Lecturer and computer scientist at the University of St Andrews, Henry Legg, has become a key voice in an impassioned academic debate, after Microsoft Quantum claimed to have made “a new state of matter”.
Microsoft is an important developer of quantum computing: an emerging field of computer science that uses the principles of quantum mechanics to perform computations.
Having been a critic of the company’s work over the last few years, Dr Legg said he had made Microsoft Quantum aware of issues in its research before they made their “scientific breakthrough” public earlier this year.
The US tech giant announced in February that it had made the world’s first quantum chip, Majorana 1, which is “capable of solving meaningful, industrial-scale problems in years, not decades.”

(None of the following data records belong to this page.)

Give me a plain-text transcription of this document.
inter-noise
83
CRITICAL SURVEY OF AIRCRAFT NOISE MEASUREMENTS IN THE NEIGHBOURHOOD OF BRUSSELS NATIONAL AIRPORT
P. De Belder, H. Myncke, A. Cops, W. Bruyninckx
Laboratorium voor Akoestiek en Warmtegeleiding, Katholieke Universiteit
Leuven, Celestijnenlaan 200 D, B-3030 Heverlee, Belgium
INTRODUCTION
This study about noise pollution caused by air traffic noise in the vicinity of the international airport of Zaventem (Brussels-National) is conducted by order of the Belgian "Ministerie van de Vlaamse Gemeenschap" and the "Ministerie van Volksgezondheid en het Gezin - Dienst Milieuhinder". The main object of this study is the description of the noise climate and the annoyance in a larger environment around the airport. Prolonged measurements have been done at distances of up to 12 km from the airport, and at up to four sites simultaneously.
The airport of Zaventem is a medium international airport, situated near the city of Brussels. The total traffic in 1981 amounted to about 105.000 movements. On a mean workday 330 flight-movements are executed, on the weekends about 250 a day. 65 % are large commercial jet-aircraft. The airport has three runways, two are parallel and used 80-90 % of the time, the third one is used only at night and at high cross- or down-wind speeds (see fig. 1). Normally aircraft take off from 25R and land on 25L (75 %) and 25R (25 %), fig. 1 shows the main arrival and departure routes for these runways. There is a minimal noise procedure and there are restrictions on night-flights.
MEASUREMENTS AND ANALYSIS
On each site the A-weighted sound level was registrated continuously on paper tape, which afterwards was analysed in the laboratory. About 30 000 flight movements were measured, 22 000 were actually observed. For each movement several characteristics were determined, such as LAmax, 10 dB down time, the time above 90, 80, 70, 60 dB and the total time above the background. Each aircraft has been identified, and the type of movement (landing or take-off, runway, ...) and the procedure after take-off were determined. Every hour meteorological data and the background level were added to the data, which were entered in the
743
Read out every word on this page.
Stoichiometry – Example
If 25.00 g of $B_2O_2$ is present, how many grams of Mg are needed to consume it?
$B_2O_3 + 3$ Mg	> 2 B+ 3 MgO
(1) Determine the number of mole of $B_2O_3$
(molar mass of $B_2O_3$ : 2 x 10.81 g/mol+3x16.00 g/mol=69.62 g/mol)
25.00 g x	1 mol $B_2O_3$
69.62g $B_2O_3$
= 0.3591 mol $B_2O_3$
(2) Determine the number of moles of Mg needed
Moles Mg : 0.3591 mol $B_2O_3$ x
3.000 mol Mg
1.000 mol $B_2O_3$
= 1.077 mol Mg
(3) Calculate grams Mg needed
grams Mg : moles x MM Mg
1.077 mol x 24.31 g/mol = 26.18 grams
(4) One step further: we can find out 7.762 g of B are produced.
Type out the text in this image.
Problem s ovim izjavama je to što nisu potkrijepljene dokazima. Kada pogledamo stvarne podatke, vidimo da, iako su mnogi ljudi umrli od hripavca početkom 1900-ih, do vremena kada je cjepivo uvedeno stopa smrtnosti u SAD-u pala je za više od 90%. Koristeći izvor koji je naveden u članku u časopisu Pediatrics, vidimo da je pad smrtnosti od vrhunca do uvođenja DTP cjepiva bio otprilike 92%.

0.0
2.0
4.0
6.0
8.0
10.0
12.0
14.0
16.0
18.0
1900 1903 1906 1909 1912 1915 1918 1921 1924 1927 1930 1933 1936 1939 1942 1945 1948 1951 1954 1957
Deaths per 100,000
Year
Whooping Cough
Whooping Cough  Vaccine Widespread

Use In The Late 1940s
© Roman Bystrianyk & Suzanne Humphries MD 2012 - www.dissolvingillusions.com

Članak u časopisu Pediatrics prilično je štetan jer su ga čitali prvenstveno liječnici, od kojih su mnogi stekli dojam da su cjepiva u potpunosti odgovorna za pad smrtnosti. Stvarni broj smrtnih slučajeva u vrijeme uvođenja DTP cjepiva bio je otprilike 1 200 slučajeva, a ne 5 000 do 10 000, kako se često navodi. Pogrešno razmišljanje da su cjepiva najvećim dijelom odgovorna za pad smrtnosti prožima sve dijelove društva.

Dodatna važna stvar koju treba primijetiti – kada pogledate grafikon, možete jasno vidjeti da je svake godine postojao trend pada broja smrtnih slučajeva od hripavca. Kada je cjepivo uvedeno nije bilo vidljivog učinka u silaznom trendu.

Dr Legg meanwhile undertook analyses of Microsoft’s work, which he said showed that the firm’s software they used was “full of bugs”, and their claims were therefore “fundamentally flawed and wrong”.
His other analyses showed that their announcement had a “central claim that was inconsistent with the actual underlying data”.
Since the firm published their “discovery”, Dr Legg has since filed ‘comments’ – the scientific world’s way of saying that no data supported the claims – to the American Physical Society and Nature, where they are under review.
The JEP spoke to Dr Legg about why he has taken action against the firm, which features heavily on his social media and in international scientific platforms.
The Jersey-born physicist, who left the island to study physics and mathematics at St Andrews, said his actions were rooted in the belief that “we do science correctly”.
“I have been repeatedly telling [Microsoft] of issues with their research for years,” he said. “However, the latest claim makes some of their previous issues look minor, it is so detached from reality and evidence that it needs to be challenged publicly.”
“Both of these issues show their claim to the world’s media to have produced a topological qubit is just not true,” he added.
Dr Legg explained that corporate interest is “dictating what gets into the literature”, at odds with “proper science”.
He said: “It’s really important to me that we do science correctly. Ultimately if we allow such things to go uncontested, it reduces the public’s confidence in science and evidence based claims.”
If his concerns are not adequately addressed by Microsoft, Dr Legg said he could seek the firm to make an official retraction or ask scientific journals to publish an “Expression of Concern”.
Dr Legg said: “I believe the concerns are serious enough to warrant significant action, and the scientific community, outside of Microsoft, has been broadly supportive since I started raising them publicly.
He added:”My focus is on ensuring that the scientific record reflects reality, and on pushing back against the erosion of scientific standards when a big tech company treats the scientific literature as a tool for generating press releases, rather than for reporting genuine discoveries based on rigorous validation.”